最後に、光田へも何か一言!(一言じゃなくてもいいです)

運が悪けりゃ、お互い一生付き合うハメになりそうな気配だが、まぁ、気にするな。飲み行こう。あ、それより最近買ったマウンテンバイク見せたいんだけど。っていうかTDの事とか、スケジュールの話もある。忙しいだろうが頑張って。ビースティーボーイズのDVD買ったよ。あ、オレ引っ越しするんだ。どうも、いろいろアリガト。また一緒に仕事しよう。いやTDだよ。まだあるんじゃん。あ、なんか富士山爆発するって。

どうもありがとうございました!!

こちらこそ。ありがとうございました!
ヒロタ 01/02/20

光田が公私ともにお世話になっている弘田さんですが、よ〜うやくこのコーナーに登場していただけました! ありがとうございます! かつては、ふざけている(遊びモードの?)弘田さんしか、あまり拝見したことのなかった私ですが、最近のお仕事でのお付き合いと、そして今回のこのインタビューで、実はすご〜い人なのだなあということを実感いたしました。なるほど、さすがは光田と長くお付き合いされている方だ!と思いましたよ。色んな意味で。(笑) 最近は、プライベートよりもお仕事のほうで光田とご一緒される機会が多くなってきた弘田さんですが、お互いのプライドと、個性と、音楽性・・・色々な意味で大事にして、刺激しあって、より高いレベルの作品を世に送り出していただきたいです。お互い今はフリーランスですしね! 頑張っていきましょう!! とりあえず、皆様、「シャドウ・ハーツ」はかなり凄そうです。要チェックです。楽しみに待ちましょうね〜。では、そんな腐れ縁(?)の光田からも、メッセージを!!

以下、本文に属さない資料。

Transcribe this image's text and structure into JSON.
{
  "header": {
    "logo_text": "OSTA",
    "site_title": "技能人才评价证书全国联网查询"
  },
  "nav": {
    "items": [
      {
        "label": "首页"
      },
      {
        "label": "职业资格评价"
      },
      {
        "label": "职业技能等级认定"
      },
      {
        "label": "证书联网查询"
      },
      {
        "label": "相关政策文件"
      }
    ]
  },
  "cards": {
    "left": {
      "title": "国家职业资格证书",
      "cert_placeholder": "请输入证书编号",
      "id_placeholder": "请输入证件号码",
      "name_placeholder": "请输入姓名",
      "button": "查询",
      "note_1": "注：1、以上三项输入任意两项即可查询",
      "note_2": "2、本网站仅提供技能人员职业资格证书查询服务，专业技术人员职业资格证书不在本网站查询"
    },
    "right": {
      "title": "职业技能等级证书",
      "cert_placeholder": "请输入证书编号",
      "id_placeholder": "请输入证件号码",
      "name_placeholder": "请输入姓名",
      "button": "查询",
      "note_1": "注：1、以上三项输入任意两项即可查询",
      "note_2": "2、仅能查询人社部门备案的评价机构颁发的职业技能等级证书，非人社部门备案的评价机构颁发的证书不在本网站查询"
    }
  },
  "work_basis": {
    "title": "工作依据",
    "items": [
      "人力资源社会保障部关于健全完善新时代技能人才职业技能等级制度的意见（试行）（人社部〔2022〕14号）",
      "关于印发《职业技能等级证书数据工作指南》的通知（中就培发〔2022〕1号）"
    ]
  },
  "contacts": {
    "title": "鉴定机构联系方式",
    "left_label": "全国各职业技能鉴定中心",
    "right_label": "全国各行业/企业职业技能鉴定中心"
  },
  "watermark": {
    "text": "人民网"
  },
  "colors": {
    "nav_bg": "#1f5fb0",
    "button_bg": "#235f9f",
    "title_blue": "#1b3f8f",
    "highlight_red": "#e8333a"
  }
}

早いもので、もう10年来の付き合いになるのか〜〜。思い起こせば色々なことがあったね〜(笑)。こうして2人とも現在音楽の仕事を続けていられるということは、正直すごいことだと思う。学生時代の僕らの同期で音楽を続けている人、もうほとんどいないからね・・・。それはそうと、泥酔して交番のチャリンコ蹴ったのは弘田だぞ!(笑)その後二人して道路のど真ん中で大の字になって寝たな〜。車が来てたら死んでたね。いや〜懐かしい!
話を変えて、最近一緒に仕事をするようになって、弘田の音楽の癖というか特徴というか、凄く洗練されてきているな〜って感じるね。今回のシャドウ・ハーツの制作はスケジュール的になかなか厳しい状況だったけど、音楽のオリジナリティーはどのゲームにも真似できないものがあると思う。お世辞抜きに本当に凄い出来! 逆に俺が書いた曲は、一緒に聴くと、なんか当たり障り無い感じがしちゃってね〜、もっと毒を入れておけばよかったと思う今日この頃(笑)。ま〜これからもスパイスがバッチリ効いた曲をどんどん書いて下さい。そしてオリジナルアルバムには是非、色々と参加させてね。これから長い付き合いになると思うけどよろしく!!